Canada has some of the world’s lushest forests, accounting for over 9% of the world’s forest areas. About 38% of Canadian land is composed of forest cover. The forests in Canada also have the distinction of being ‘stable’, i.e. less than half a per cent of the forest area has faced deforestation since 1990.

While Governments enact laws to conserve and protect the natural forest cover, it is down to individuals to adopt simple lifestyle changes to save forests in this beautiful country. Consider some changes one can make towards this goal:

#1 Practice ‘conscious Earth-friendly’ behaviour.
An environmentally friendly person is one who is conscious of the impact of their lifestyle on the planet. As a Canadian citizen, you can make simple changes in your daily life to reduce your carbon footprint – power the house with solar panels instead of using fossil fuel-generated electricity, recycle water, install LED bulbs, and use detergents and cleaning materials made from pure plant actives rather than harmful chemicals like bleach. Living with a greater awareness of the resources one uses in daily life, how and where they are produced, how you choose to heat up the house, your use of water and other non-renewable resources, and even the manufacturing processes for the products you use, can ultimately save forests, keep marine ecologies healthier and significantly reduce your home’s carbon footprint.

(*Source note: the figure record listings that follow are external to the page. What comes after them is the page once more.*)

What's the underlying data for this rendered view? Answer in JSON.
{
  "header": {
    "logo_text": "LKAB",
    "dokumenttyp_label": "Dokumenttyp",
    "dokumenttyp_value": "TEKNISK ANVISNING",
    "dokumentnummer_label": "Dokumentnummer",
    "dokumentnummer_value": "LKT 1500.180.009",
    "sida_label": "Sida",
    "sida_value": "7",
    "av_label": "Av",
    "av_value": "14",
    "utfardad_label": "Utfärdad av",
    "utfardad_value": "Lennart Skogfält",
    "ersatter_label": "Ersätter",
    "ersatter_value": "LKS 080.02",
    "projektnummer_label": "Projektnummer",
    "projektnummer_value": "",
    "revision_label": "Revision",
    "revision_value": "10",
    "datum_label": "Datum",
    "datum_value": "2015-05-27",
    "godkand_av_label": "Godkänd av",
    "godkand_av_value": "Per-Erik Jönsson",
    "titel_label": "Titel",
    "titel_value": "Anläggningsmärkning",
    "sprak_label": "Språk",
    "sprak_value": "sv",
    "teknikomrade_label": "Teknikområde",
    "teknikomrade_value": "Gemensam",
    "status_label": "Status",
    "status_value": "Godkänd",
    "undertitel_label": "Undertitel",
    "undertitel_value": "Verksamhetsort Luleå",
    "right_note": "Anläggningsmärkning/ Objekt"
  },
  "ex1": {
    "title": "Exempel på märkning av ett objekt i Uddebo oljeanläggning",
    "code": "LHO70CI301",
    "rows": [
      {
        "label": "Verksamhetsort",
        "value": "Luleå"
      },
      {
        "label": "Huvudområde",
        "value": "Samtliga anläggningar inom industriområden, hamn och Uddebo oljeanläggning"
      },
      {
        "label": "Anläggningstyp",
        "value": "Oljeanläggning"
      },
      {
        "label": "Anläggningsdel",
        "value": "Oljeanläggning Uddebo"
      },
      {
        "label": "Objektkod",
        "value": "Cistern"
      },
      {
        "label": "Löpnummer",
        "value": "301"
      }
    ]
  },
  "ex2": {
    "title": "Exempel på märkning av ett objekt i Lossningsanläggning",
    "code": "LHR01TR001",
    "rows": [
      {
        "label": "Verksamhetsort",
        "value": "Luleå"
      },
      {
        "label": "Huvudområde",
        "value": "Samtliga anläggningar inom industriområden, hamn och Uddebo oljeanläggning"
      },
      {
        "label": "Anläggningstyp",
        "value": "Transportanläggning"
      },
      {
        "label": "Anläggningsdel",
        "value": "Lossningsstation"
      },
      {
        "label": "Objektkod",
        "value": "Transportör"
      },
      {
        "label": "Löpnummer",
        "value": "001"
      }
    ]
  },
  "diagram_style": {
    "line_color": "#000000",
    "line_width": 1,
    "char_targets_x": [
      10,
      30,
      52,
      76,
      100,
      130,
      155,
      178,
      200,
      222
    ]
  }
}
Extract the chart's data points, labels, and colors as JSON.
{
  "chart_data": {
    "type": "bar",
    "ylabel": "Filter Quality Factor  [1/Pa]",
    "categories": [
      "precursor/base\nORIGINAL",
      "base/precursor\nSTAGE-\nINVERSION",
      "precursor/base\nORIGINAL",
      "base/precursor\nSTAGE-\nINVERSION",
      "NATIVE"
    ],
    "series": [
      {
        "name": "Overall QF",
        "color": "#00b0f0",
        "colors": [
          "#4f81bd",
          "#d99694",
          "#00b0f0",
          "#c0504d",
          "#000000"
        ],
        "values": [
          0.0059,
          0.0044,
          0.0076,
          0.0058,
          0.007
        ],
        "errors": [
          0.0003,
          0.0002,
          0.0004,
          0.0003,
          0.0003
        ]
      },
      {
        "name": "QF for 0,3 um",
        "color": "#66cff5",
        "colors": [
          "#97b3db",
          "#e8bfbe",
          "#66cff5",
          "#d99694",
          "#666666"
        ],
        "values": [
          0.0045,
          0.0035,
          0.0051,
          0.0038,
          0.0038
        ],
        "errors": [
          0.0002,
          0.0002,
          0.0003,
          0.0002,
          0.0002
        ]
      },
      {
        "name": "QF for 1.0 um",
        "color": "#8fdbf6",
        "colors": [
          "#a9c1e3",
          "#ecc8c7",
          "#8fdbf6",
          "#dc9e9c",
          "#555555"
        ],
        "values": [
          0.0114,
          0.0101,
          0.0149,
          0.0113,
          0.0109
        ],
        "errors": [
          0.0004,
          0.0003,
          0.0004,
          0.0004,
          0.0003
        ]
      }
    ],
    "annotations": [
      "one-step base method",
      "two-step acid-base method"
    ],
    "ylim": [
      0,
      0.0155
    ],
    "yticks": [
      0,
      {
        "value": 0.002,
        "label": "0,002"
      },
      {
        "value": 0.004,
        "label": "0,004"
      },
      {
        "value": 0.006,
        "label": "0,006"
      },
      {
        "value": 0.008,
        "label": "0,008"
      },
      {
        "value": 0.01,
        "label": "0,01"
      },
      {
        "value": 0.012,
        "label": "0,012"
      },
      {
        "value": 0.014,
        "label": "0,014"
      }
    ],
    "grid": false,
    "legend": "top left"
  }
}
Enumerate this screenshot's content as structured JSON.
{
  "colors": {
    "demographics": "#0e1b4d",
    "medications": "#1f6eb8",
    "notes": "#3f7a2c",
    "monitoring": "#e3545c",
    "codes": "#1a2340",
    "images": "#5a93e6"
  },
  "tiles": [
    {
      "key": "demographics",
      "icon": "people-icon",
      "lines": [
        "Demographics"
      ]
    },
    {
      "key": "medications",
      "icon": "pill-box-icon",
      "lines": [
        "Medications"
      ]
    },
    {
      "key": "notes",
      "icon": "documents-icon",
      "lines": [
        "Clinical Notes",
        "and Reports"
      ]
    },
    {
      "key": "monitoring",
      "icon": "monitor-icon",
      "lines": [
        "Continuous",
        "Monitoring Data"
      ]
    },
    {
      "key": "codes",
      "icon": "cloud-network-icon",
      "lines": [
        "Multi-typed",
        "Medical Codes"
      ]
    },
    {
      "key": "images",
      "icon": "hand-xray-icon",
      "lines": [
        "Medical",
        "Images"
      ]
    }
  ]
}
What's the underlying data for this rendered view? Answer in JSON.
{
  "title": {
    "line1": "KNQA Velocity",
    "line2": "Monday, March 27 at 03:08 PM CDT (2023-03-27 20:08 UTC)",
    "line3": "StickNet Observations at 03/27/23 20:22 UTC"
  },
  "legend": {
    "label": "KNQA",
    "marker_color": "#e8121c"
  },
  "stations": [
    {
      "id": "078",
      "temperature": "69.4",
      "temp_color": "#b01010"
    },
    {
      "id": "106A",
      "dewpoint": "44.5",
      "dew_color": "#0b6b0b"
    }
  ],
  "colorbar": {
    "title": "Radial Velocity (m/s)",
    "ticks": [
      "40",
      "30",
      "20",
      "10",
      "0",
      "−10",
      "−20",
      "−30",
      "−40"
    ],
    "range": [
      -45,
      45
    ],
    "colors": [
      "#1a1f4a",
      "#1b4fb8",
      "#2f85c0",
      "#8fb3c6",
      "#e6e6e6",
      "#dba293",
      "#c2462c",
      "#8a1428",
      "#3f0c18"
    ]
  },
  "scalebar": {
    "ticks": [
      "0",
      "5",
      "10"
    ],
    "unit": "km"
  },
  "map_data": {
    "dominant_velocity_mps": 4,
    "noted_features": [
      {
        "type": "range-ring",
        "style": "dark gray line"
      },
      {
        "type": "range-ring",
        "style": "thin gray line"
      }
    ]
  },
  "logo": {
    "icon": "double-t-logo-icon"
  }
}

#2 Recycle, reuse, conserve.
Adopt ‘Recycle and reuse’ as your daily mantra – if something can be put to use multiple times instead of being trashed after one use, or recycled, then the practice must certainly be followed. It is not just about using the nearest recycling station, but of using it properly and often. Ditch the use of single-use plastic and substitute plastic food containers, bottles, straws and other items with glass or metal ones. Meanwhile, conserving resources can be both simple and complex. It could be as basic as switching off the power when not needed, or choosing building materials that do not deplete the forests in Canada (such as wood).

#3 Plant trees around your home.
Keeping your home shaded from the sunlight helps reduce the use of electricity in the summer season. A simple change to make in this regard, is to plant trees around your home and care for them till they become stable. Not only do trees provide shade, they become nesting spots for birds, clear the air by providing oxygen, provide fruits and flowers, and so on. If you cannot plant trees, then aim to cultivate an organic kitchen garden. Growing your own produce is healthy for your home, and reduces the burden on commercial agriculture. Besides this, try reducing your dependence on meat every week and substitute it with vegetables, cereals and grains to lower emissions and save forest wildlife.

#4 Cook only as much as required.
Most households unintentionally discard uneaten food every day – this ends up in landfills and generates greenhouse gases like methane. The forests in Canada bear the brunt of rising greenhouse emissions. Meanwhile, food waste ends up wasting the resources that helped create that food in the first place, right from raw produce to fuel. Do ensure that you cook only as much as the household needs, and donate the uneaten portions to homeless persons instead of junking it. If you have kitchen waste, compost it rather than throwing it away.

Simple changes to everyday life can have a tremendous impact on the forests in Canada. Try and use biodegradable products wherever possible, shop locally instead of having products shipped from other cities or countries, and so on.